The plants Galema’s sells are started either from seeds or cuttings, which are little segments of plants capable of developing roots and eventually growing into full plants. For the plants started from seed, Galema’s uses a specialized propagator. But for the plants produced from cuttings, they grow their own.
“We were buying those rooted cuttings (called ‘liners’), but we were buying thousands and thousands and thousands, and we thought, ‘Why don't we just propagate some of our own?’” In addition to using the liners themselves, they also became part of Galema’s product line.
“We ship them all over the country through the broker network,” Tim said.
Galema’s has 20 full-time employees, but during the busy season, that number increases to around 35. Besides Tim, the staff includes Bev, who has a degree in accounting and handles the books and all the logistics in the office. “She is the epitome of organization,” he said.
In addition, their son, Alex, who has a degree in mechanical engineering, is the on-site expert in the equipment and the computer system, while their daughter, Molly, attends college in Iowa and helps out when she’s home.
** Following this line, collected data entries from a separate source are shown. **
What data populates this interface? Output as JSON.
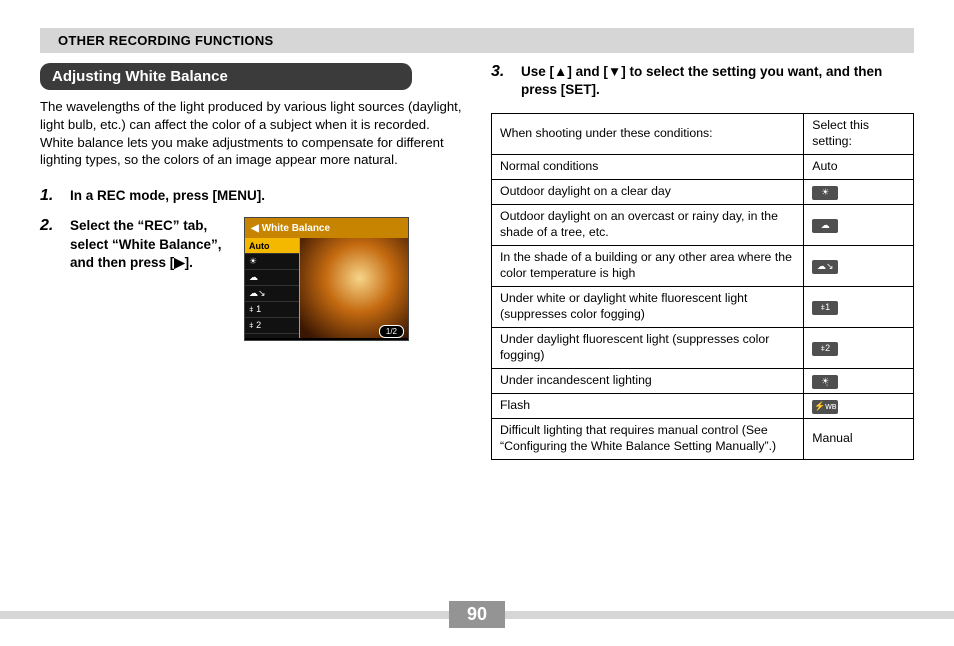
{
  "header": "OTHER RECORDING FUNCTIONS",
  "sectionTitle": "Adjusting White Balance",
  "intro": "The wavelengths of the light produced by various light sources (daylight, light bulb, etc.) can affect the color of a subject when it is recorded. White balance lets you make adjustments to compensate for different lighting types, so the colors of an image appear more natural.",
  "steps": {
    "s1": {
      "num": "1.",
      "text": "In a REC mode, press [MENU]."
    },
    "s2": {
      "num": "2.",
      "text": "Select the “REC” tab, select “White Balance”, and then press [▶]."
    },
    "s3": {
      "num": "3.",
      "text": "Use [▲] and [▼] to select the setting you want, and then press [SET]."
    }
  },
  "screenshot": {
    "title": "White Balance",
    "menu": [
      "Auto",
      "☀",
      "☁",
      "☁↘",
      "⧧ 1",
      "⧧ 2"
    ],
    "count": "1/2"
  },
  "table": {
    "head": {
      "c1": "When shooting under these conditions:",
      "c2": "Select this setting:"
    },
    "rows": [
      {
        "cond": "Normal conditions",
        "val": "Auto",
        "isText": true
      },
      {
        "cond": "Outdoor daylight on a clear day",
        "val": "☀",
        "isText": false
      },
      {
        "cond": "Outdoor daylight on an overcast or rainy day, in the shade of a tree, etc.",
        "val": "☁",
        "isText": false
      },
      {
        "cond": "In the shade of a building or any other area where the color temperature is high",
        "val": "☁↘",
        "isText": false
      },
      {
        "cond": "Under white or daylight white fluorescent light (suppresses color fogging)",
        "val": "⧧1",
        "isText": false
      },
      {
        "cond": "Under daylight fluorescent light (suppresses color fogging)",
        "val": "⧧2",
        "isText": false
      },
      {
        "cond": "Under incandescent lighting",
        "val": "☀̣",
        "isText": false
      },
      {
        "cond": "Flash",
        "val": "⚡ᴡʙ",
        "isText": false
      },
      {
        "cond": "Difficult lighting that requires manual control (See “Configuring the White Balance Setting Manually”.)",
        "val": "Manual",
        "isText": true
      }
    ]
  },
  "pageNumber": "90"
}
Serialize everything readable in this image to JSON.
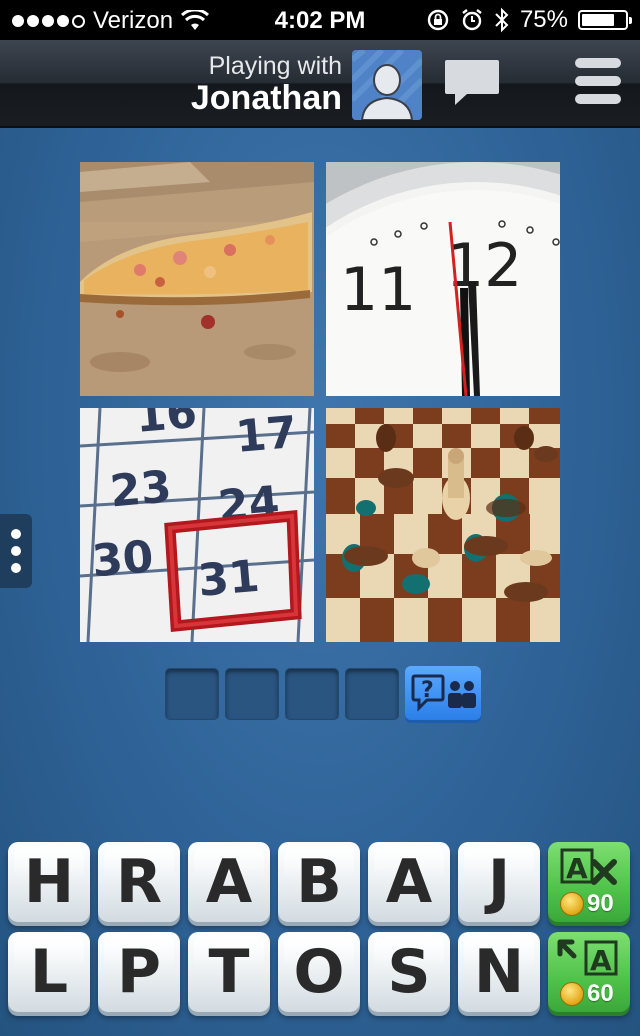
{
  "status": {
    "carrier": "Verizon",
    "time": "4:02 PM",
    "battery": "75%",
    "battery_level": 0.75,
    "signal_bars": 4,
    "signal_total": 5
  },
  "header": {
    "playing_with_label": "Playing with",
    "opponent_name": "Jonathan",
    "avatar_icon": "person-avatar-icon",
    "chat_icon": "chat-bubble-icon",
    "menu_icon": "hamburger-menu-icon"
  },
  "puzzle": {
    "images": [
      "pizza-slice-photo",
      "clock-near-twelve-photo",
      "calendar-31-photo",
      "chess-pieces-photo"
    ],
    "calendar_numbers": [
      "16",
      "17",
      "23",
      "24",
      "30",
      "31"
    ],
    "clock_numbers": [
      "11",
      "12"
    ],
    "answer_slots": 4,
    "help_icon": "ask-friends-icon"
  },
  "keyboard": {
    "row1": [
      "H",
      "R",
      "A",
      "B",
      "A",
      "J"
    ],
    "row2": [
      "L",
      "P",
      "T",
      "O",
      "S",
      "N"
    ]
  },
  "powerups": {
    "remove_letters_cost": "90",
    "reveal_letter_cost": "60",
    "accent_green": "#4fc24a"
  }
}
Tim’s parents, Chuck and Marilyn, also regularly pitch in.
The growing year starts in January with the liners and prefinished plants, which are shipped out in March. Next are finished spring plants, sold mostly in May. Just before the spring season finishes up, they’ll start rooting garden mums, and then in the late summer and early fall while the mums are still getting shipped, they start the poinsettias.
“So everything has a little bit of an overlap to it as far as the growing cycle of the crop,” Tim said.